Documentary filmmakers are accustomed to living without the renown of their wealthier Hollywood cousins. They know that the puffy paychecks and heady headlines will go to such Tinseltown directors as Oliver Stone, Martin Scorsese, Spike Lee and Steven Spielberg.
Yet a modest splash of this recognition has trickled into Walpole, N.H., where documentary filmmaker Ken Burns operates his Florentine Films company.
Although Mr. Burns may not be a household name, he certainly has established himself as the country's best-known documentary director. An 11-hour project called "The Civil War" took care of that.
The five nights of "The Civil War" averaged 9 percent of all TV homes. That's paltry by commercial network standards, but it was the highest-rated series in PBS history.
"You work for many more reasons than monetary rewards," Mr. Burns said during a telephone interview. "You're drawn to subjects and you're driven to do them. They demand to be done.
"Documentary films may not get the attention of Hollywood features, but they're immensely more complicated and difficult to make. You can't rely on formula when you're making a documentary, and the money always is difficult to raise."
The success of "The Civil War" also sparked interest in the documentaries Mr. Burns made before his 1990 masterwork. In response, PBS will air two of those films -- "The Statue of Liberty" and "Huey Long" -- in a Wednesday retrospective titled "Ken Burns -- GM Mark of Excellence Presentation Night." The films will run back to back on Maryland Public Broadcasting channels beginning at 8 p.m.
"It's a little bit weird to be 38 and having a retrospective," Mr. Burns said. "I guess a lot of it has to do with 'The Civil War' getting the greater audience curious about what I had done. And the greater audience in terms of PBS isn't too bad. Modest success on public television still means 8 million people might see what you've done. Documentaries still reach people."
"The Statue of Liberty" is a 1985 study nominated for an Academy Award and "Huey Long" is a 1986 biography of Louisiana's populist Kingfish.
Other documentaries by Mr. Burns include "The Brooklyn Bridge," "Thomas Hart Benton," "The Shakers: Hands to Work, Hearts to God" and this year's "Empire of the Air: The Men Who Made Radio."
"I never took a formal course in American history," Mr. Burns said. "I loved it, but this fascination with the past started when I was working on an experimental film in college. It was 1974, and I needed voices for first-person diary material.
"And it's never as much about the past as it is about the present -- how we see the present through the events of the past. History is our best teacher, and the rewards for pursuing it are wonderful. The more you chase it, the more you are fed."
Mr. Burns keeps a sign on the door of his Florentine office. It says, "We're looking for ideas large enough to be afraid of again."

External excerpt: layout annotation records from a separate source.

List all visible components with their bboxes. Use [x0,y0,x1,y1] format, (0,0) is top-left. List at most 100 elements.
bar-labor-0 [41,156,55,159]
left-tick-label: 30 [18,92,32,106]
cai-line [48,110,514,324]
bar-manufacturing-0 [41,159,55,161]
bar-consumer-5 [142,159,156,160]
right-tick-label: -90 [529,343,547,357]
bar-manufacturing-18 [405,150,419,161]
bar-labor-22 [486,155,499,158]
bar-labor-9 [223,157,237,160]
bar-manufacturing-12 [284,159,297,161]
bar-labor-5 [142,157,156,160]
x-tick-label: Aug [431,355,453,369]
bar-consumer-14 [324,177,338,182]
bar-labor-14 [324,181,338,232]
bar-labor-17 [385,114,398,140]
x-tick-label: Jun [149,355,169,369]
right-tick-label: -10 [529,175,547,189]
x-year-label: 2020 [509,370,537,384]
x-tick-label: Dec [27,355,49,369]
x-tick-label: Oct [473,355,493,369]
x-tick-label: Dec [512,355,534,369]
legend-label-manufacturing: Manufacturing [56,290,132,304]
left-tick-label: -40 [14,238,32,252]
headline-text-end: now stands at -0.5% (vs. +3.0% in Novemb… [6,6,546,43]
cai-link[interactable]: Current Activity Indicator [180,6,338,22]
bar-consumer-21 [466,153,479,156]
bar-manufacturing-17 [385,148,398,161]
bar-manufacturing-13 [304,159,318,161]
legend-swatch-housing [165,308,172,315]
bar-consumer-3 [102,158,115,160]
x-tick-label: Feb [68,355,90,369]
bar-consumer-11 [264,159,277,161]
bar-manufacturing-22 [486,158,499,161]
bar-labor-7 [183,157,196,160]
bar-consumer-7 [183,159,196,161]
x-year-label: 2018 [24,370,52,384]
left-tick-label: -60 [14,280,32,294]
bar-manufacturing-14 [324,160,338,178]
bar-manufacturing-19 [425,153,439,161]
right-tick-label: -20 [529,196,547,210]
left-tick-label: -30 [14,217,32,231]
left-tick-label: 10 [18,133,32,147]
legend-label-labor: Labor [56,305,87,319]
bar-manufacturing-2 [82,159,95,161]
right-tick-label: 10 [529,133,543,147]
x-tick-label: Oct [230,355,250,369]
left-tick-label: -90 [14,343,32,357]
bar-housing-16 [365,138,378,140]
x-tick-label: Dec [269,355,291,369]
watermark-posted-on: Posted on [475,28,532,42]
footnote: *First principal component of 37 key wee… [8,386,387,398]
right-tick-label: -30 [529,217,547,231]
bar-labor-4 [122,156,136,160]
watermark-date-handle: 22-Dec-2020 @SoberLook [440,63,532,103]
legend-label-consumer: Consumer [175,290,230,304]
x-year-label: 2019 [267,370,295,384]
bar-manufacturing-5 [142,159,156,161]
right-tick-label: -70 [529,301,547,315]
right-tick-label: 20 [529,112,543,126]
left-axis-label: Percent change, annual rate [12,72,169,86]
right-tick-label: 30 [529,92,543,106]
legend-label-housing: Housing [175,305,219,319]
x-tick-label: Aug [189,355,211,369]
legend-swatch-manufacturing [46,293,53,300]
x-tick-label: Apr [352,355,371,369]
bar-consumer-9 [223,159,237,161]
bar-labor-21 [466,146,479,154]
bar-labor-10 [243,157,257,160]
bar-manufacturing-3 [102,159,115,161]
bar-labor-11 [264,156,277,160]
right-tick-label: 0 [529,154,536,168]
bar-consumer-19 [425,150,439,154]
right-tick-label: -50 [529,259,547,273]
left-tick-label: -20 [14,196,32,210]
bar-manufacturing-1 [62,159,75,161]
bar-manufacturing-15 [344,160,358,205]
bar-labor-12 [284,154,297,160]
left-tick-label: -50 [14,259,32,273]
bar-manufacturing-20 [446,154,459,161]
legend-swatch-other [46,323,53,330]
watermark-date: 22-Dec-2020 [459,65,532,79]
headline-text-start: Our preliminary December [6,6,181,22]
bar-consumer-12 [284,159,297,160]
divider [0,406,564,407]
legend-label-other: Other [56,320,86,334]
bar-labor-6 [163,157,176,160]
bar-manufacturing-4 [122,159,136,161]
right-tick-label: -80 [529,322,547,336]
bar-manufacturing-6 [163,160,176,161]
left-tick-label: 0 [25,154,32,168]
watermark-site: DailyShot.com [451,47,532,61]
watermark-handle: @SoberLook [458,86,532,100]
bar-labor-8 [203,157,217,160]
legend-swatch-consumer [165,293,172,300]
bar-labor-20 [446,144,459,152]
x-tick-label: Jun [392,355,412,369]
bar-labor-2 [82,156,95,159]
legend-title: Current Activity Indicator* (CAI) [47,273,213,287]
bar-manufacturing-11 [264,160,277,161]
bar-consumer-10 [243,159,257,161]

The project to be afraid of is a documentary series about baseball. PBS will premiere the documentary in 1994.
"We tend to think history must be this respectful, formal approach to presidents and wars," Mr. Burns said, "but history is about anything that has come before us. Baseball is truly the national pastime, and its history is our history.
"It's about racial tensions and civil rights, scandal and reform, the individual and the collective, labor and management, heroics and tragedy. It's all there."
Those interviewed for this baseball history include comedian Billy Crystal, New York Gov. Mario Cuomo and writer George Plimpton.
The filmmaker also is at work on a series of five documentaries about such famous Americans as Thomas Jefferson and Mark Twain.
If the acclaim for "The Civil War" gave Mr. Burns recognition rarely lavished on a documentary director, it made a folk hero and sex symbol out of 75-year-old novelist-historian Shelby Foote, the series' storyteller and commentator.
"I was happy to perform that service," Mr. Burns said. "I think we should make room for him on Mount Rushmore."